Cindy Murphy, spokeswoman for the Arkansas Department of Corrections, said there are 67,044 Arkansans under parole or probation supervision, and Department of Corrections data from 2021 show the numbers for parole and probation are expected to continue to rise.

The historical probation number was 29,799 and historical parole numbers were at 22,532 in 2014, data show. The average from 2014 to 2020 has increased 2.5% for probation and 2.6% for parole.

Probation numbers for 2031 are projected to reach 41,279, and parole numbers are expected to rise to 30,177. Those are increases of 1.7% for probation and 2% for parole.

Murphy said Monday the number of parole absconders is 4,811 and the number of probation absconders is 8,048.

Legislators asked where Arkansas ranks among its peers in recidivism rates, but Graves said direct comparisons to other states are difficult to make because of the way the state classifies recidivism.

"In Arkansas we count recidivism as re-incarceration, re-conviction or re-arrest in a three-year period," he said. "Most states don't look at re-arrests."

Graves said that makes Arkansas' statistical tracking an outlier.

"It's like comparing apples to watermelons," he said.

Former inmates Ruby Welch and Laura Berry also spoke to the subcommittee about ways to reduce recidivism.

Welch, campaign coordinator for Dream Corps JUSTICE, said the three things that must be looked at are employment, education, and fines and fees. Institute of Corrections statistics show that 85% to 95% of formerly incarcerated people who are rearrested are unemployed, she said.

"Employment is the single most important factor to reduce recidivism," she said.

Welch suggested banning the incarceration box on employment applications as a way to address the employment issue.
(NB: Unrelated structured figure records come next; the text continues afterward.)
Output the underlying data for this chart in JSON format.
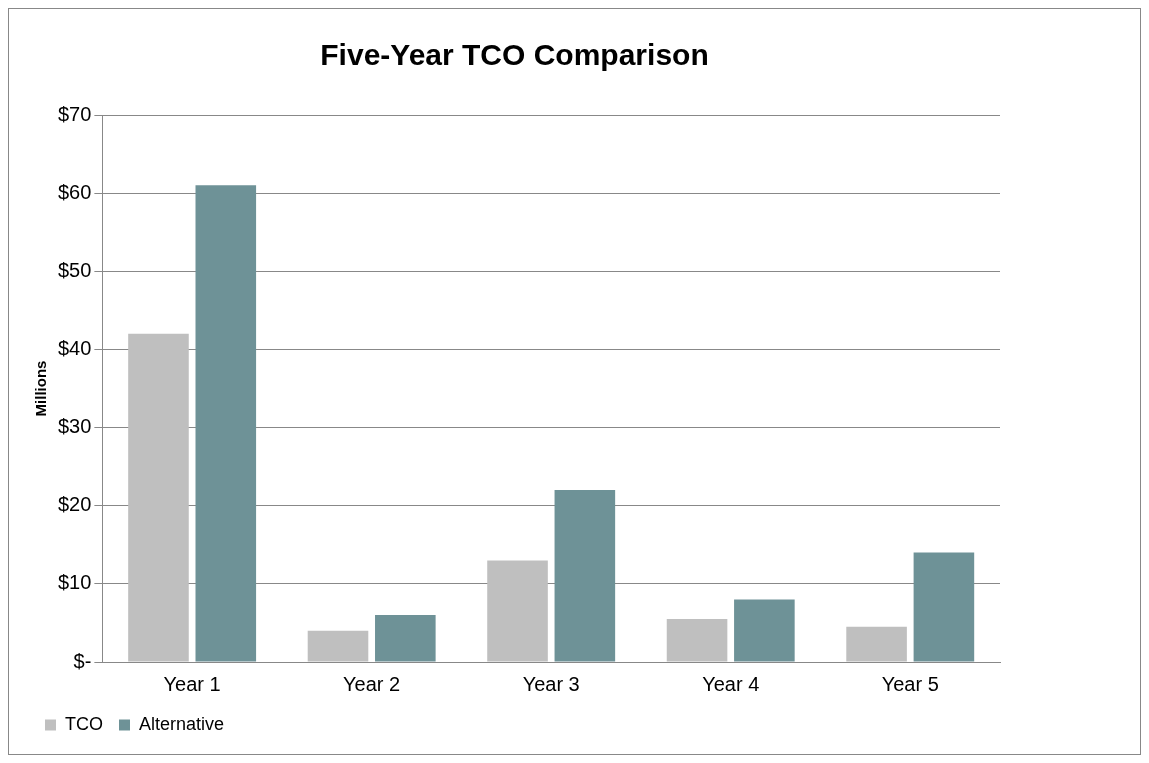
{
  "chart_data": {
    "type": "bar",
    "title": "Five-Year TCO Comparison",
    "ylabel": "Millions",
    "categories": [
      "Year 1",
      "Year 2",
      "Year 3",
      "Year 4",
      "Year 5"
    ],
    "series": [
      {
        "name": "TCO",
        "color": "#bfbfbf",
        "values": [
          42,
          4,
          13,
          5.5,
          4.5
        ]
      },
      {
        "name": "Alternative",
        "color": "#6e9297",
        "values": [
          61,
          6,
          22,
          8,
          14
        ]
      }
    ],
    "ylim": [
      0,
      70
    ],
    "yticks": [
      {
        "value": 0,
        "label": "$-"
      },
      {
        "value": 10,
        "label": "$10"
      },
      {
        "value": 20,
        "label": "$20"
      },
      {
        "value": 30,
        "label": "$30"
      },
      {
        "value": 40,
        "label": "$40"
      },
      {
        "value": 50,
        "label": "$50"
      },
      {
        "value": 60,
        "label": "$60"
      },
      {
        "value": 70,
        "label": "$70"
      }
    ],
    "grid": "y",
    "legend": "bottom left"
  }
}
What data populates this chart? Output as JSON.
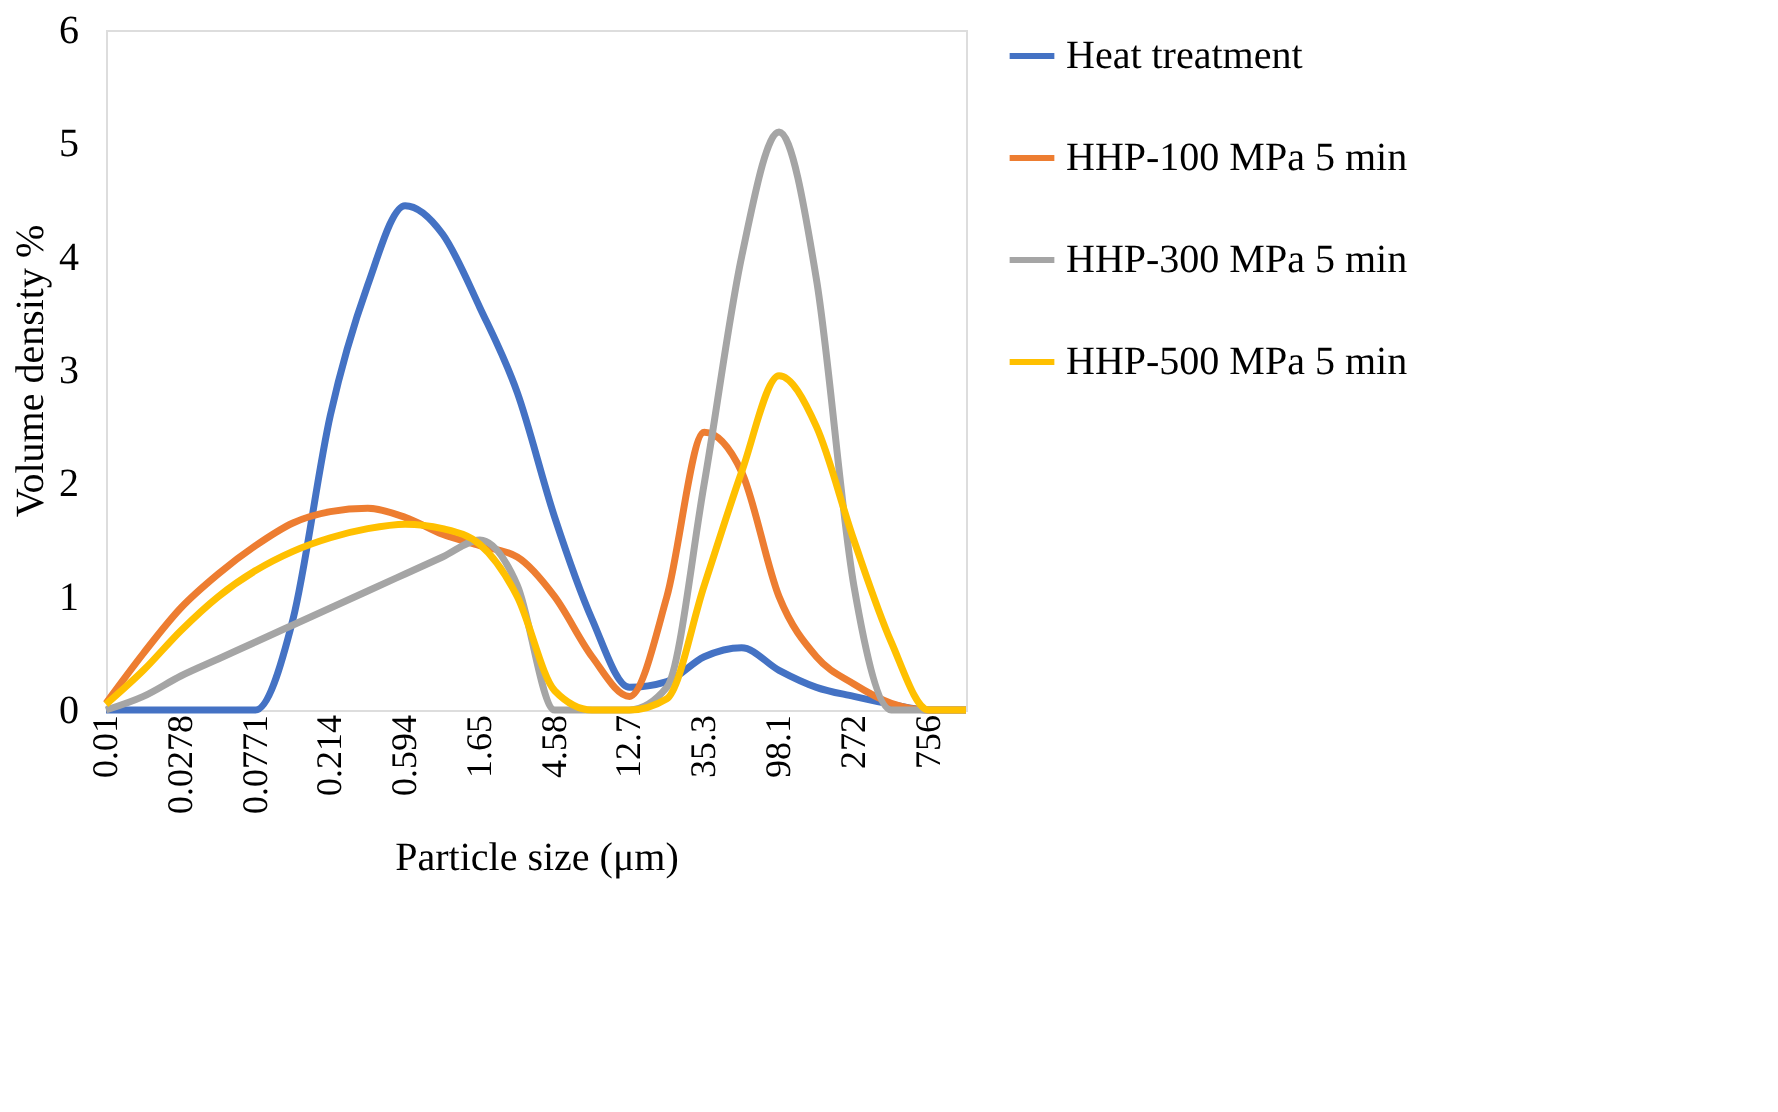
{
  "chart_data": {
    "type": "line",
    "xlabel": "Particle size (μm)",
    "ylabel": "Volume density %",
    "categories": [
      "0.01",
      null,
      "0.0278",
      null,
      "0.0771",
      null,
      "0.214",
      null,
      "0.594",
      null,
      "1.65",
      null,
      "4.58",
      null,
      "12.7",
      null,
      "35.3",
      null,
      "98.1",
      null,
      "272",
      null,
      "756",
      null
    ],
    "series": [
      {
        "name": "Heat treatment",
        "color": "#4472c4",
        "values": [
          0,
          0,
          0,
          0,
          0,
          0.8,
          2.6,
          3.75,
          4.45,
          4.2,
          3.55,
          2.8,
          1.7,
          0.8,
          0.2,
          0.25,
          0.47,
          0.55,
          0.35,
          0.2,
          0.12,
          0.05,
          0,
          0
        ]
      },
      {
        "name": "HHP-100 MPa 5 min",
        "color": "#ed7d31",
        "values": [
          0.06,
          0.5,
          0.9,
          1.2,
          1.45,
          1.65,
          1.75,
          1.78,
          1.7,
          1.55,
          1.45,
          1.35,
          1.0,
          0.47,
          0.12,
          1.0,
          2.45,
          2.1,
          1.0,
          0.47,
          0.23,
          0.06,
          0,
          0
        ]
      },
      {
        "name": "HHP-300 MPa 5 min",
        "color": "#a5a5a5",
        "values": [
          0,
          0.12,
          0.3,
          0.45,
          0.6,
          0.75,
          0.9,
          1.05,
          1.2,
          1.35,
          1.5,
          1.1,
          0,
          0,
          0,
          0.2,
          2.0,
          4.0,
          5.1,
          3.8,
          1.1,
          0,
          0,
          0
        ]
      },
      {
        "name": "HHP-500 MPa 5 min",
        "color": "#ffc000",
        "values": [
          0.05,
          0.35,
          0.7,
          1.0,
          1.23,
          1.4,
          1.52,
          1.6,
          1.64,
          1.6,
          1.46,
          1.0,
          0.17,
          0,
          0,
          0.1,
          1.1,
          2.1,
          2.95,
          2.5,
          1.5,
          0.6,
          0,
          0
        ]
      }
    ],
    "ylim": [
      0,
      6
    ],
    "yticks": [
      0,
      1,
      2,
      3,
      4,
      5,
      6
    ],
    "grid": false,
    "legend": "right",
    "marker": "none",
    "line_style": "solid"
  }
}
"We can also continue to build off the work that the legislature did in 2021 and expand record sealing," she said. "We could join states like Pennsylvania and Michigan and make this process automatic. This would help a lot of people be able to enter the workforce and become productive citizens."

Education within the prison system would help too, Welch said.

"I was incarcerated for seven years but was unable to do any schooling until three years from going home," she said. "I lost my [salon] license, but I went back to school those last three years and received it again when I came home. I was able to work at a salon because I had a license.

"That is why education is so important."

Welch said the odds of recidivism decrease with higher levels of education.

"We should expand educational opportunities for those incarcerated by adding more post-secondary education courses and vocational training," she said. "We should also make sure that individuals who are helping folks before leaving incarceration prepare them to continue their education and help them on the path to get their license in some fields."

Berry said when she was sentenced to life in prison, she wasn't allowed into any of the available programs because requirements only allowed those close to parole to take part in classes.

"I was serving a life sentence as a juvenile, so the only way of getting into programs was to be a mentor to others so I could absorb the information," she said. "Act 539 made me eligible for immediate parole, so if I hadn't taken it upon myself to find a way to get into these programs I would have gone into society without any training."

Welch said research also has shown half of families with convicted members cannot afford to pay the fines and fees they owe.

"We should make sure that these fees are waived for at least the first six months after someone re-enters [society], along with other reforms, so that we can make sure that they can get on their feet and provide for their families," she said.

Graves told legislators that growth among new inmates has mostly been at levels eight through 10, which are violent crimes. Levels are set by the sentencing commission.

"We don't have enough maximum security beds," Graves told the commission.

Rep. Jimmy Gazaway, R-Paragould, said that needed to be emphasized and put on the record for the public.

"We have to dispel the myth that we are overrun by non-violent drug offenses," he said, "because that is not the case."